Savageau M A
Proc Natl Acad Sci U S A. 1986 Mar;83(5):1198-202. doi: 10.1073/pnas.83.5.1198.
Initial attempts to correlate the distribution of gene density (number of gene loci per unit length on the linkage map) with the distribution of lengths of coding sequences have led to the observation that 46% of approximately 1000 sampled proteins in Escherichia coli have molecular masses of n X 14,000 +/- 2500 daltons (n = 1, 2, ...). This clustering around multiples of 14,000 contrasts with the 36% one would expect in these ranges if the sizes were uniformly distributed. The entire distribution is well fit by a sum of normal or lognormal distributions located at multiples of 14,000, which suggests that the percentage of E. coli proteins governed by the underlying sizing mechanism is much greater than 50%. Clustering of protein molecular sizes around multiples of a unit size also is suggested by the distribution of well-characterized HeLa cell proteins. The distribution of gene lengths for E. coli suggests regular clustering, which implies that the clustering of protein molecular masses is not an artifact of the molecular mass measurement by gel electrophoresis. These observations suggest the existence of a fundamental structural unit. The rather uniform size of this structural unit (without any apparent sequence homology) suggests that a general principle such as geometrical or physical optimization at the DNA or protein level is responsible. This suggestion is discussed in relation to experimental evidence for the domain structure of proteins and to existing hypotheses that attempt to account for these domains. Microevolution would appear to be accommodated by incremental changes within this fundamental unit, whereas macroevolution would appear to involve "quantum" changes to the next stable size of protein.

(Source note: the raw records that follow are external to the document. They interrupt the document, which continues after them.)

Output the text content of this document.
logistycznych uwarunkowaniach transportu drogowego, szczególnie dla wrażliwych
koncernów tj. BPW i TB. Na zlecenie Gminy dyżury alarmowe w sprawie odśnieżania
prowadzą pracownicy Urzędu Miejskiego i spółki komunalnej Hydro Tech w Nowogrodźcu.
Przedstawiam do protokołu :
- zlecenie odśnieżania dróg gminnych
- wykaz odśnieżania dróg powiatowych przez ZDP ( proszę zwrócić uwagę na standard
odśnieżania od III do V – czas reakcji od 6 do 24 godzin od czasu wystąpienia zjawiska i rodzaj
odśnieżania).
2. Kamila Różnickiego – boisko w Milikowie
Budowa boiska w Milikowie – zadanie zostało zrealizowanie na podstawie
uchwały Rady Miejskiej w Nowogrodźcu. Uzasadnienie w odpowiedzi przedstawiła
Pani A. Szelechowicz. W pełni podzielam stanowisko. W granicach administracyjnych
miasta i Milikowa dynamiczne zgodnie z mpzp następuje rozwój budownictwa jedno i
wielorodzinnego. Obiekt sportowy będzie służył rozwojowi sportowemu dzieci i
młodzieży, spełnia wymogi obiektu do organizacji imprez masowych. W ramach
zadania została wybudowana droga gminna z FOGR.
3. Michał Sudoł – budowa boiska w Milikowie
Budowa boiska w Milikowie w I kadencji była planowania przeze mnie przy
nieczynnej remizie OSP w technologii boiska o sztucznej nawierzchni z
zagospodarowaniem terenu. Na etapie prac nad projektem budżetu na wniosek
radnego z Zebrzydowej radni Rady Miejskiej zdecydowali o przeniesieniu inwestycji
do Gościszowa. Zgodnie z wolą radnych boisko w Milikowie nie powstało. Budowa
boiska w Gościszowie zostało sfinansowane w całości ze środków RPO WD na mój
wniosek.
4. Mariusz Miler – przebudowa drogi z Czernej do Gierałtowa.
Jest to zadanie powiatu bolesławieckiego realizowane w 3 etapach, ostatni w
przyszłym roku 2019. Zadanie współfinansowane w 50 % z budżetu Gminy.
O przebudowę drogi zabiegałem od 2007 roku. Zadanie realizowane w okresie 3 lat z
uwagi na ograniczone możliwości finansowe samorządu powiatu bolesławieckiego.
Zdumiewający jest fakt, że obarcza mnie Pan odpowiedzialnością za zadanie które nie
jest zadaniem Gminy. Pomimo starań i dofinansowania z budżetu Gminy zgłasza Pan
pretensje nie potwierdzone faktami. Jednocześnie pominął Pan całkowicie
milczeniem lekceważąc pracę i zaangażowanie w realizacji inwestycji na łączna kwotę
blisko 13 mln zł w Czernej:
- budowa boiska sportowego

最初尝试将基因密度(连锁图谱上每单位长度的基因座数量)分布与编码序列长度分布关联起来,结果发现大肠杆菌中约1000个抽样蛋白质里有46%的分子量为n×14,000±2500道尔顿(n = 1、2……)。这种围绕14,000倍数的聚类现象,与如果大小均匀分布时在这些范围内预期的36%形成对比。整个分布可以很好地由位于14,000倍数处的正态分布或对数正态分布之和拟合,这表明受潜在大小确定机制控制的大肠杆菌蛋白质百分比远大于50%。特征明确的海拉细胞蛋白质的分布也表明蛋白质分子大小围绕单位大小的倍数聚类。大肠杆菌基因长度的分布表明存在规则聚类,这意味着蛋白质分子量的聚类不是凝胶电泳测量分子量的人为产物。这些观察结果表明存在一个基本结构单元。这个结构单元相当均匀的大小(没有任何明显的序列同源性)表明,诸如DNA或蛋白质水平的几何或物理优化等一般原则是其原因。结合蛋白质结构域结构的实验证据以及试图解释这些结构域的现有假说,对这一观点进行了讨论。微观进化似乎可以通过这个基本单元内的增量变化来实现,而宏观进化似乎涉及到蛋白质下一个稳定大小的“量子”变化。